Every now and then, probably when Mom was using the haircut bowl for something else, Daddy used to take me to the barbershop for a dollar haircut. My hair was snipped halfway down my ears, parted on the side, and pulled off my forehead with a small barrette raked across my scalp. I think I can still feel the furrow. Mom could jam that sucker in there so that it would last all day. There was enough DNA in one of those barrettes to clone me.
By the time I was tipped unwillingly into adolescence, by a sheer stroke of genetic fortune I had the kind of hair that was popular at the time. It was straight, light, and long enough to iron on an ironing board without bending over. In fact the object for the next eight years was to grow it as long as it would naturally go before petering out into a fuzzy hem of split ends. That would be just below the butt crack, so it was pretty long, although one must note that there isn’t as much distance between my head and my butt as there is on regular people. But still.
And that is why I never had cause to visit a professional beauty salon until I was a junior in college, when I was living in London and suddenly unfashionable. Since I hadn’t had a haircut in eight years, I decided to go big and go to the Vidal Sassoon salon. That’s where I first learned that there are two parts to the beautician’s job: to make you beautiful, and to persuade you that you are in calamitous need of being made beautiful. That, in fact, you are hopeless and pathetic, without professional assistance.
“I don’t know,” the man said, curling a lip in distaste, lifting a section of my hair and letting it drop. My proud, glossy curtain was abruptly revealed to be a sad, stringy bundle of possum fur. Lift, drop. Grimace. Lift, drop. Grimace. Tsk, tsk, cavernous sigh. “I guess I can do something.” With a look of bleak despair, he asked me what I had in mind. Thence came the following exchange, a classic of dueling idioms, in which I, in my American accent, apparently declined a proposition he never made, and he introduced me to the British term for a hairstyle that can be maintained with a hair dryer alone:
“I dunno. I don’t wanna Shag, really.”
“Well, do you want a blow job, then?”
The execution of the haircut–at that point, whatever he wanted to do–progressed in awkward silence.

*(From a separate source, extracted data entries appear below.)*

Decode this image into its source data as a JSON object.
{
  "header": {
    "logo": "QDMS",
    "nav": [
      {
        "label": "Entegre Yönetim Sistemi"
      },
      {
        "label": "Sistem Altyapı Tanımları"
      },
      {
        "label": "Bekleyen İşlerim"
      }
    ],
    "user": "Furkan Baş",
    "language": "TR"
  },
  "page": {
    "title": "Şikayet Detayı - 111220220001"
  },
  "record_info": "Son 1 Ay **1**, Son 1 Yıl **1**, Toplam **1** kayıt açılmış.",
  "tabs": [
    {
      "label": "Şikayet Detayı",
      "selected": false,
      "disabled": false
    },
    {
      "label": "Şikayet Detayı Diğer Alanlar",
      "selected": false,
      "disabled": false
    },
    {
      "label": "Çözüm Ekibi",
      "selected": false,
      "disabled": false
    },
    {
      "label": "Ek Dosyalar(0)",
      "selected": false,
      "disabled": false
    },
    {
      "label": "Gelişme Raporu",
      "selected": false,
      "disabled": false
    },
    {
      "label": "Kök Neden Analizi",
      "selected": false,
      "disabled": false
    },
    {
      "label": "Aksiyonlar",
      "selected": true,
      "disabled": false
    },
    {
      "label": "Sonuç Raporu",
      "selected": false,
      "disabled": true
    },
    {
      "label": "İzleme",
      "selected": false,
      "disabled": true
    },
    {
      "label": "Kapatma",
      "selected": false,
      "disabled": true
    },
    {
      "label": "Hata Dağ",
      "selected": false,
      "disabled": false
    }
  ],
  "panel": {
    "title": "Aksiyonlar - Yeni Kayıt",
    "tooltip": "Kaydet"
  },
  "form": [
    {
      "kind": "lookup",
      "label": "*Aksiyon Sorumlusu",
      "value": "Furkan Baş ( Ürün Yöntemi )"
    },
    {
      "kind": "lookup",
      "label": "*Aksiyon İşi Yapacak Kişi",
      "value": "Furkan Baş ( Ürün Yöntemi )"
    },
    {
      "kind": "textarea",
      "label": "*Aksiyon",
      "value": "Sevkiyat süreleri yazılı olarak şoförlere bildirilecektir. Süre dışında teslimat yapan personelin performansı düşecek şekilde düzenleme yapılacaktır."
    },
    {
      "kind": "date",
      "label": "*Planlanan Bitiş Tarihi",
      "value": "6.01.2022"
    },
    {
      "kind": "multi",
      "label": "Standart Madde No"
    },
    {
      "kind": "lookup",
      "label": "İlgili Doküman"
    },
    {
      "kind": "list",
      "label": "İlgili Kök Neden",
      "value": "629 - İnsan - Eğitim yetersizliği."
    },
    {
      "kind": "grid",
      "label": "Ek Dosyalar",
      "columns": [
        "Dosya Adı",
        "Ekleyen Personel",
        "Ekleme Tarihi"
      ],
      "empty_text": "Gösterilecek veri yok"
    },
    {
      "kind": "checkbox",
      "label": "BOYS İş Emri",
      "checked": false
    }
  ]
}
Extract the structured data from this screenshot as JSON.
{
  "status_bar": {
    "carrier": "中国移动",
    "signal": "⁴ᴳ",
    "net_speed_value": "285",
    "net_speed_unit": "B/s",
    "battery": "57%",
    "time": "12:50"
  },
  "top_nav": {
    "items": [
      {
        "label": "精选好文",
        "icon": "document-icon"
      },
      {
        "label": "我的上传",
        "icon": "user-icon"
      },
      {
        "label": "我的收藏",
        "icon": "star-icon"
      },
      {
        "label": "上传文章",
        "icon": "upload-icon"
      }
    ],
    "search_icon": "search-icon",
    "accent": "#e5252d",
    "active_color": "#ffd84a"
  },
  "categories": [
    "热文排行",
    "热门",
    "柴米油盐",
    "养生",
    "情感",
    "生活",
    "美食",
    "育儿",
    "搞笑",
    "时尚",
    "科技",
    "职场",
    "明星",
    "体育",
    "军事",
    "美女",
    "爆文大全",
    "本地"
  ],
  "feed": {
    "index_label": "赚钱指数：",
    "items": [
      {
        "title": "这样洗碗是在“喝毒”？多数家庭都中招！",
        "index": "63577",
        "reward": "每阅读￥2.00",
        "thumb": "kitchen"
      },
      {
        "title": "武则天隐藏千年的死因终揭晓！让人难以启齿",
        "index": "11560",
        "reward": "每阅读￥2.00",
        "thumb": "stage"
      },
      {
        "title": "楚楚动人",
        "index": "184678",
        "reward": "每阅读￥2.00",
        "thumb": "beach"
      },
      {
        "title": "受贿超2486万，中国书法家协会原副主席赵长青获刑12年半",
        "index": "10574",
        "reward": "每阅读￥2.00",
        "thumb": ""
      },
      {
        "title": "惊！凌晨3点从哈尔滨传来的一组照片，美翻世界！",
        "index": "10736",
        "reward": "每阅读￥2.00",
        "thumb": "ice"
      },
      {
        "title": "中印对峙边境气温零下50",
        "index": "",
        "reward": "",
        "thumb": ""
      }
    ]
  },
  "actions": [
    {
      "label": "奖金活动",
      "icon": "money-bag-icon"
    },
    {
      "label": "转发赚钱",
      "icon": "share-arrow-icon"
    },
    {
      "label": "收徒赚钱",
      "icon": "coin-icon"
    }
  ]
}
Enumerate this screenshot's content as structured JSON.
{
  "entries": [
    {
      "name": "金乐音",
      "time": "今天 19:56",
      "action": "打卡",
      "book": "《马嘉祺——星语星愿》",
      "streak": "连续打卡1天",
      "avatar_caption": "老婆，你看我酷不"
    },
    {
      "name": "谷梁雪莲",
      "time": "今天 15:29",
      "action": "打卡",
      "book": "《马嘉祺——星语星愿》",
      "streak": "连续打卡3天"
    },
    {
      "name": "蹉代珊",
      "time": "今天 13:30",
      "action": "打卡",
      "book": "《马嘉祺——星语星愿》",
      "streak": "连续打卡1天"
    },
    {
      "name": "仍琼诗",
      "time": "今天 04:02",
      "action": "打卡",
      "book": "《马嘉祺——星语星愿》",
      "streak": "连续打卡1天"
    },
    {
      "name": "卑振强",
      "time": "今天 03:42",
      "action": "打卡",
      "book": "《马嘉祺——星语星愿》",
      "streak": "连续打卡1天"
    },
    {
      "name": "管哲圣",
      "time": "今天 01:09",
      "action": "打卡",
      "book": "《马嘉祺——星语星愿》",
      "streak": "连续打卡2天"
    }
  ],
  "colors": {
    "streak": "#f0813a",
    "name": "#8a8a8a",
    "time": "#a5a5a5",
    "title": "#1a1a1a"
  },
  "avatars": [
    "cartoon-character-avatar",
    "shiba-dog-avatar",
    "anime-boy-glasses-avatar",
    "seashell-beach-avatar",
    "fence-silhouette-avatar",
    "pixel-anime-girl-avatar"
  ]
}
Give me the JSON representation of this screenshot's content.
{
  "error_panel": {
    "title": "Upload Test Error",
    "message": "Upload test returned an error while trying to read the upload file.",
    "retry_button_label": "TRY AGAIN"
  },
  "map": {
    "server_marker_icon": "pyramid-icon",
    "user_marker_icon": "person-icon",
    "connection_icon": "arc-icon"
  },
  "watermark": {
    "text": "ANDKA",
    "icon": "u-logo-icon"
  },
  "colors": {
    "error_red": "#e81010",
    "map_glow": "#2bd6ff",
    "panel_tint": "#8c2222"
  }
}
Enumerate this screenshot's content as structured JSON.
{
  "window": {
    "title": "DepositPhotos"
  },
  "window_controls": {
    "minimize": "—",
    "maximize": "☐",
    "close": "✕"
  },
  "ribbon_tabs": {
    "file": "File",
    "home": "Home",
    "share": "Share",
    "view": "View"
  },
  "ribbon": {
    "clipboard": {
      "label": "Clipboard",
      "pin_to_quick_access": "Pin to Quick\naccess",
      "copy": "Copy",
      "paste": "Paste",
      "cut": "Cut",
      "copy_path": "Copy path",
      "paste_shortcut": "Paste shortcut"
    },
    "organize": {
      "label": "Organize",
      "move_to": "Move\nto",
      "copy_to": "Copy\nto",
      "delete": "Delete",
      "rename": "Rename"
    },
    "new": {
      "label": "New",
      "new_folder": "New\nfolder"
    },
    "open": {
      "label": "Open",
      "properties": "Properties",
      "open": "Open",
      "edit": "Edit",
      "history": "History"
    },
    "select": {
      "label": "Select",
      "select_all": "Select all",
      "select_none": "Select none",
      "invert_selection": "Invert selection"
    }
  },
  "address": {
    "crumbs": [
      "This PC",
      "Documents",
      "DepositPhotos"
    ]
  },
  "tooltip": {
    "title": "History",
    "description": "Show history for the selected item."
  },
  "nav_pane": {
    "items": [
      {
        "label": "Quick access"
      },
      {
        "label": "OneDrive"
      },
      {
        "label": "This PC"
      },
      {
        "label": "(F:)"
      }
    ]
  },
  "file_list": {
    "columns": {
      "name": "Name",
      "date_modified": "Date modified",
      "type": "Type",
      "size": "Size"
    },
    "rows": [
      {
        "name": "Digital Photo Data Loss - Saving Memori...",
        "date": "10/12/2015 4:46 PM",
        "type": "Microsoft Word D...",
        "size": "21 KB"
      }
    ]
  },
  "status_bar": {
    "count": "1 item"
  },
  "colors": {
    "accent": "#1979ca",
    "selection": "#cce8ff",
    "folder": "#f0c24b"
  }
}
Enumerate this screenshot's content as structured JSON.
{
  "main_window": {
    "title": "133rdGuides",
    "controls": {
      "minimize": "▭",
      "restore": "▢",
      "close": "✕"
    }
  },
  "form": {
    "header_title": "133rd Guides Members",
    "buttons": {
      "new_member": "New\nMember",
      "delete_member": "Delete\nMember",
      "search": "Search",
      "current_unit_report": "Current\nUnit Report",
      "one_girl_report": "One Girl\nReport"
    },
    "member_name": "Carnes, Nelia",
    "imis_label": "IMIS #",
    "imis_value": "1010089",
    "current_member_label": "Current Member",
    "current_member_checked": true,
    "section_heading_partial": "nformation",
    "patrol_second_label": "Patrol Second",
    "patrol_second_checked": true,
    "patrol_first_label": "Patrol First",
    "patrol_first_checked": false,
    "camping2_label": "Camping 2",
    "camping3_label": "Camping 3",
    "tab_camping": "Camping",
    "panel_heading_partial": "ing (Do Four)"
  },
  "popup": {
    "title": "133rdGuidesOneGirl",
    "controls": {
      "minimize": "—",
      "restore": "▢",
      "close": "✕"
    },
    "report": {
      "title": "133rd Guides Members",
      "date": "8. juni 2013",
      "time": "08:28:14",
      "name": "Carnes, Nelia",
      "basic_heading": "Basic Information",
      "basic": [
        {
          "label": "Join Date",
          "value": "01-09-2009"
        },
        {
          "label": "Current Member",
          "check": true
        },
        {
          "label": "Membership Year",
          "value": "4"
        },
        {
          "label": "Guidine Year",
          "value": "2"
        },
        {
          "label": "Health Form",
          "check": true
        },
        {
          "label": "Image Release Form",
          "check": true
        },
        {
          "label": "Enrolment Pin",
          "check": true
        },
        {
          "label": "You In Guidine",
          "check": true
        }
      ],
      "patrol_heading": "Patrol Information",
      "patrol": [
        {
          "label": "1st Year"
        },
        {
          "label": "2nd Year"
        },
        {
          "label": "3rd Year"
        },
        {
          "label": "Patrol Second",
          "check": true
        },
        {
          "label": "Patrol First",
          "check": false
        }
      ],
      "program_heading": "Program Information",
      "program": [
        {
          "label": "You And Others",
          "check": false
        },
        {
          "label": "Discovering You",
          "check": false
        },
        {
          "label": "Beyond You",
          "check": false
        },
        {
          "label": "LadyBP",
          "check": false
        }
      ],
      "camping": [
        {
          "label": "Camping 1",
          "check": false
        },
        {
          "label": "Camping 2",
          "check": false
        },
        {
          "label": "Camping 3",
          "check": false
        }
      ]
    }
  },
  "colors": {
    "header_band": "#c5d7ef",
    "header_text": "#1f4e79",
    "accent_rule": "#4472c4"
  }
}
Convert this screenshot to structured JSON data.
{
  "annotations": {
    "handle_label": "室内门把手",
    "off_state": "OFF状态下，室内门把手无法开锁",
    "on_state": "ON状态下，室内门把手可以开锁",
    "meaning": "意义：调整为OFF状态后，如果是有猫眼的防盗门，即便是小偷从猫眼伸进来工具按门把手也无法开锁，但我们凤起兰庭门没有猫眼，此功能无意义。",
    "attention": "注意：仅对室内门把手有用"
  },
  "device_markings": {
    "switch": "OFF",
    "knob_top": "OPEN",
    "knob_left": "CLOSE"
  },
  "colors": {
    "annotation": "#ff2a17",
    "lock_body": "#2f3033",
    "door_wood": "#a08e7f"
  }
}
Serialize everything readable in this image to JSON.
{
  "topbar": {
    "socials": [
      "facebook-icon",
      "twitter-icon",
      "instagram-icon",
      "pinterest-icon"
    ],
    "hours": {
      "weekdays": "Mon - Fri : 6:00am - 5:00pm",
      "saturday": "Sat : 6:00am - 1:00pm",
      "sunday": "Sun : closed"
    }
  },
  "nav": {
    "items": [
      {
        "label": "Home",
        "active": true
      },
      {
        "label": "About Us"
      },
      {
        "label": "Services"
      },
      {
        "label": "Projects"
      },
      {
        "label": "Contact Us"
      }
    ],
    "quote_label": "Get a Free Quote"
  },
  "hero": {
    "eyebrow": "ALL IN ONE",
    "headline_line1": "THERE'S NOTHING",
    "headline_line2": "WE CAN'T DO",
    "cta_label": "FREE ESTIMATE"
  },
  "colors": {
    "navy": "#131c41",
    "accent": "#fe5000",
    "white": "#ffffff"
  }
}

Subsequent professional haircuts followed the same pattern. The beautician stood behind me, lifting and dropping my hair while glowering into the mirror, and finally allows he might be able to do something with my hair if he does enough texturing and sells me enough Product and only because he is a genius. Once I visited a friend’s recommended stylist and it all went pretty well, in the sense that he kept his despair about what I’d given him to work with to himself, and I thought the result was just fine too, when he spun me around and gave me my glasses back.
“Great!” I said.
“Do you want me to do anything about this?” he said.
About what now?
He puckered up his face in genuine concern and ran his fingertips over my cheeks, where, for the very first time, I was made to notice I had a fine thick blonde beard, and that there might need to be something “done” about it.
“No, thank you, that’s fine the way it is,” I said, reserving a portion of his tip for an extra adult beverage.
So went the next thirty years, during which I twice grew out my hair long again so as to avoid seeing myself through a hairstylist’s eyes, and now I’m back to short, especially since there is a nice barber right around the corner who charges me the senior rate of $12 even though I’ve told her several times that, in spite of appearances, I’m three years shy. “Oh go on, you,” she giggles, and continues to charge me less. I’ve decided to accept that.
Or “Your face is too long.” Or “You need more hair to cover that thin spot at your temples.” Or “That gray is washing you out.” Or “You might want to pull the attention up and away from your eyebrows…at this point.”
And I nod and think: Twelve dollars, twelve dollars, twelve dollars.
But the last time I vowed to persevere, and I demanded it short. Very short.
“How short?” she said, masking disapproval.
As long as it’s just a little longer than my beard, I’m good.